Our work has some limitations. First, this work was a retrospective study that resulted in a lack of molecular profiling data in a proportion of patients. Second, our study involved few patients. Therefore, caution should be taken when interpreting our data given that this work was a single-center, retrospective study with a small number of heterogeneous patients.

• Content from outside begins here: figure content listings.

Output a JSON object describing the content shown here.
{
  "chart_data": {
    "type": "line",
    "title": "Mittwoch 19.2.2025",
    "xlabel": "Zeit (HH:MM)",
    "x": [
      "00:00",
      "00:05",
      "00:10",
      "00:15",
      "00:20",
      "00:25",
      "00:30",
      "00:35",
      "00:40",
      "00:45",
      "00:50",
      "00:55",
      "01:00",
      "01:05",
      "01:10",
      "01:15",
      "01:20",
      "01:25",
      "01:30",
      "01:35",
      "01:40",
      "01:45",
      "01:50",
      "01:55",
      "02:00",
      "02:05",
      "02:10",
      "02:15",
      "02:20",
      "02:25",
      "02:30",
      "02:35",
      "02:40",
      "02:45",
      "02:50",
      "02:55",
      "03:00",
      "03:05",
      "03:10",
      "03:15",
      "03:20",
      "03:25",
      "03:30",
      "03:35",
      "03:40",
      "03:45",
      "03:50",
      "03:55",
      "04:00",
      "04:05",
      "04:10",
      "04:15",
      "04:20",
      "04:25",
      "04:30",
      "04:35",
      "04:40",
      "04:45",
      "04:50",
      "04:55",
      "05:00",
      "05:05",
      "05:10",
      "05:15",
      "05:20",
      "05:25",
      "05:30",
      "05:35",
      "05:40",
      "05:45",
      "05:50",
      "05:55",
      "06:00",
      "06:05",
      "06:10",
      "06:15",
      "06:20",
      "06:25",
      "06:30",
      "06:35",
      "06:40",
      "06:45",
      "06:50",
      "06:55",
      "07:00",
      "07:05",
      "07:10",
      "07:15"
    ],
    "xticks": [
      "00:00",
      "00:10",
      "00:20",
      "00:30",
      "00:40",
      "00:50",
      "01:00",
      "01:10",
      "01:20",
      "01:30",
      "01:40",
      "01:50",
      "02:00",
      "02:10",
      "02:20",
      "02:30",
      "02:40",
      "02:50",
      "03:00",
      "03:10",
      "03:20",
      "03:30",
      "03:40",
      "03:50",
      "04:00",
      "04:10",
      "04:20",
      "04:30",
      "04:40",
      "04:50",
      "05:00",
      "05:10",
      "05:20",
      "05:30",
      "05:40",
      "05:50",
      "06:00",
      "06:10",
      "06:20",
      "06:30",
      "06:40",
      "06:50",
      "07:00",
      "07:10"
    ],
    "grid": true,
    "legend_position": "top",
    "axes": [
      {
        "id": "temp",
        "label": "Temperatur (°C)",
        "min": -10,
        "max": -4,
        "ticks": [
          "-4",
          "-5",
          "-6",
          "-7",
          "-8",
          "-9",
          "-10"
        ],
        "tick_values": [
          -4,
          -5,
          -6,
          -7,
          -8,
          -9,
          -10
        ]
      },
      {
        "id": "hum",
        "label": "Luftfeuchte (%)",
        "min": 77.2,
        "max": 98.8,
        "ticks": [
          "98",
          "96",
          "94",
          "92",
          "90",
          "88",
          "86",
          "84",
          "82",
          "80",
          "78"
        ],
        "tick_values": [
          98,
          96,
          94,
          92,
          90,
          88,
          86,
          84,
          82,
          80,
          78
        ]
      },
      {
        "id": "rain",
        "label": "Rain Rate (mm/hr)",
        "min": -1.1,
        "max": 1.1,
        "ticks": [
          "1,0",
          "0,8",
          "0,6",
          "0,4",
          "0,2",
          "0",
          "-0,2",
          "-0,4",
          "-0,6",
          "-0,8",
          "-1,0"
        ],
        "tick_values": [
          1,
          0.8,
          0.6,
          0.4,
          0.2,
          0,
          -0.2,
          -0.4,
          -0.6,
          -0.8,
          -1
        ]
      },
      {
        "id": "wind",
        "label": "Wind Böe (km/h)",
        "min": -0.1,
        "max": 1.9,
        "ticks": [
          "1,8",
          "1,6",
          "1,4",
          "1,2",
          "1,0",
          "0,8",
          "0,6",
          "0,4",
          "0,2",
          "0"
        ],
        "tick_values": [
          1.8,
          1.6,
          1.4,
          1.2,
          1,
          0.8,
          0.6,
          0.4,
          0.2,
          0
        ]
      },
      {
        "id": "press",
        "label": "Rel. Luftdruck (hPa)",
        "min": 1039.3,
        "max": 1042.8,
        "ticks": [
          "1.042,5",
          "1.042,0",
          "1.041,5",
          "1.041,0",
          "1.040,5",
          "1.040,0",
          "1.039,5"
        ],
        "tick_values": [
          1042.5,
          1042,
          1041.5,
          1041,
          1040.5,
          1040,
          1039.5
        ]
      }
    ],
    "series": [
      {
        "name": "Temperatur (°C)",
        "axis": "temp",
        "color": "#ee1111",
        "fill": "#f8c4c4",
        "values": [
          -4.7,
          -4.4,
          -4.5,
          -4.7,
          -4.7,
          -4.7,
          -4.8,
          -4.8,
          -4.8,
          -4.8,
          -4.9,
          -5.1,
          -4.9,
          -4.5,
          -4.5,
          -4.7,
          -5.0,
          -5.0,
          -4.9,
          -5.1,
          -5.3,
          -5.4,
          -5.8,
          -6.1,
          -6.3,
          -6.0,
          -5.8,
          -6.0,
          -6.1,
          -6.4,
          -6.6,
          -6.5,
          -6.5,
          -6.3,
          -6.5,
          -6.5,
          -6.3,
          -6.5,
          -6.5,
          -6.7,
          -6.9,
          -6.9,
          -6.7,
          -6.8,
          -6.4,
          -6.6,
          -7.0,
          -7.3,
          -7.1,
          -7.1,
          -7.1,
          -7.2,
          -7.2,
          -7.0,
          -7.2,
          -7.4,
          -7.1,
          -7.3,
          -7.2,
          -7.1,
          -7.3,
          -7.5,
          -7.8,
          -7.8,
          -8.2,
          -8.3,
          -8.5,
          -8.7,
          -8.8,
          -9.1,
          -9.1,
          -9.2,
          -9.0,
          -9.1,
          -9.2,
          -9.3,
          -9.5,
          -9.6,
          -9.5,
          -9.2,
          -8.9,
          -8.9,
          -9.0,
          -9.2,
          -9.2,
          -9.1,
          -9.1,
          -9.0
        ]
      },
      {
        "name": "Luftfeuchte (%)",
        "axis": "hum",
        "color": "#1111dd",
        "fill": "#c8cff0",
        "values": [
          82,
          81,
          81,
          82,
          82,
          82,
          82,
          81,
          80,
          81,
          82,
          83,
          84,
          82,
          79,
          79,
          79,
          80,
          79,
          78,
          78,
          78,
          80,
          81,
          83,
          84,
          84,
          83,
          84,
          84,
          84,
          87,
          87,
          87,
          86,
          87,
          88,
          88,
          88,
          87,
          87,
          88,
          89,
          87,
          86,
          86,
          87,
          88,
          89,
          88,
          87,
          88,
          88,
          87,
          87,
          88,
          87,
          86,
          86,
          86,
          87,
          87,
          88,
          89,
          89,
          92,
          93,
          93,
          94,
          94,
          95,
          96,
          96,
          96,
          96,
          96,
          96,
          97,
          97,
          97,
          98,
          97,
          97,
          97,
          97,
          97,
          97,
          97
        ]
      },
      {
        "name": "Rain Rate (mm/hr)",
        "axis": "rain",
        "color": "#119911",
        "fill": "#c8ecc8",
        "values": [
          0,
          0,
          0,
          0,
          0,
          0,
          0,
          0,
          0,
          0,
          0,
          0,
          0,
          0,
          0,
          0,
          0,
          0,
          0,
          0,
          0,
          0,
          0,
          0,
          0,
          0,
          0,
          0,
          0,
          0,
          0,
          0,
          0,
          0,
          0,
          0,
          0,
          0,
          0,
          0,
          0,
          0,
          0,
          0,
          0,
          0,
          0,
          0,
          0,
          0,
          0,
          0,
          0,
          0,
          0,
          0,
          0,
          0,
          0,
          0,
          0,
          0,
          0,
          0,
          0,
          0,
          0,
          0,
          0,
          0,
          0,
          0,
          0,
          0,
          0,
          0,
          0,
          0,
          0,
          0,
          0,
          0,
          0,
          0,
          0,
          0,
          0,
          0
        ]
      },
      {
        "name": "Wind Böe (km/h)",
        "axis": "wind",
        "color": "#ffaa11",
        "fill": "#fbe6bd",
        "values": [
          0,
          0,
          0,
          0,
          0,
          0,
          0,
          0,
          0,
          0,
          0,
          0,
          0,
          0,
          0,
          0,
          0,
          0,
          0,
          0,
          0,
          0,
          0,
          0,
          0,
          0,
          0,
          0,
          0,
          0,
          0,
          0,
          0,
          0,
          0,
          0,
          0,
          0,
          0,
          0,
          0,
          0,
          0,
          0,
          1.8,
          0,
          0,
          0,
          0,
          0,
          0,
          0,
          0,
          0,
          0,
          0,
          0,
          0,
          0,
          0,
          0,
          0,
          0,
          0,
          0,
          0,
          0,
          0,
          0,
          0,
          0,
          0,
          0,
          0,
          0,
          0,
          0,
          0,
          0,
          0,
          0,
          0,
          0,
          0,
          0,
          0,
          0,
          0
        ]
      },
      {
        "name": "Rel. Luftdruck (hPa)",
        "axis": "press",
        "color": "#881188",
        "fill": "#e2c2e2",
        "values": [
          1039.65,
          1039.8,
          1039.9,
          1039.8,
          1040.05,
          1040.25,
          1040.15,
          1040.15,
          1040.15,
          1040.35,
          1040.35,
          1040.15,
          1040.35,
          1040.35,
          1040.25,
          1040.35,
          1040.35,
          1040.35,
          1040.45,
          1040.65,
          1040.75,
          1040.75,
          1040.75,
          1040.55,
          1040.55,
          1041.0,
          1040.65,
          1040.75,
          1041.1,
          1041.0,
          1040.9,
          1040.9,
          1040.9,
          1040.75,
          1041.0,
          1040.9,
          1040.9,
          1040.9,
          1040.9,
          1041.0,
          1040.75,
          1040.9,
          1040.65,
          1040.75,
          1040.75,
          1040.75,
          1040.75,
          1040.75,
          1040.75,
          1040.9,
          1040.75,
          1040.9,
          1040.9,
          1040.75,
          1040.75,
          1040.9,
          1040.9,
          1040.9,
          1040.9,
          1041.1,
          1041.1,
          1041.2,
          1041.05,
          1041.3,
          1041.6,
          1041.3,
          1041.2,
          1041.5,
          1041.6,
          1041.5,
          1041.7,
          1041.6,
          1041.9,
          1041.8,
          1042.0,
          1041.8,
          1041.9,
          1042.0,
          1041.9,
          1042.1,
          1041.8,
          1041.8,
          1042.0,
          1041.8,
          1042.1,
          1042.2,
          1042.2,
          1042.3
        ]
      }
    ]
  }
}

In summary, for patients with NPM1^mut-negCEBPA^dm-negFLT3-ITD^neg AML, MRD^neg and allo-HSCT were favorable prognostic factors and relapse was risk prognostic factor of OS. Our results found that allo-HSCT is a preferred PRT for patients with NPM1^mut-negCEBPA^dm-negFLT3-ITD^neg AML over PR-CT, even if these patients obtained MRD^neg.

Ethics approval and consent to participate

The ethics committee waived the need for informed consent for this retrospective study because of the absence of impact on the management of patients.

Disclosure statement

No potential conflict of interest was reported by the author(s).

Data availability statement

The datasets used and/or analyzed during the current study are available from the corresponding author on reasonable request.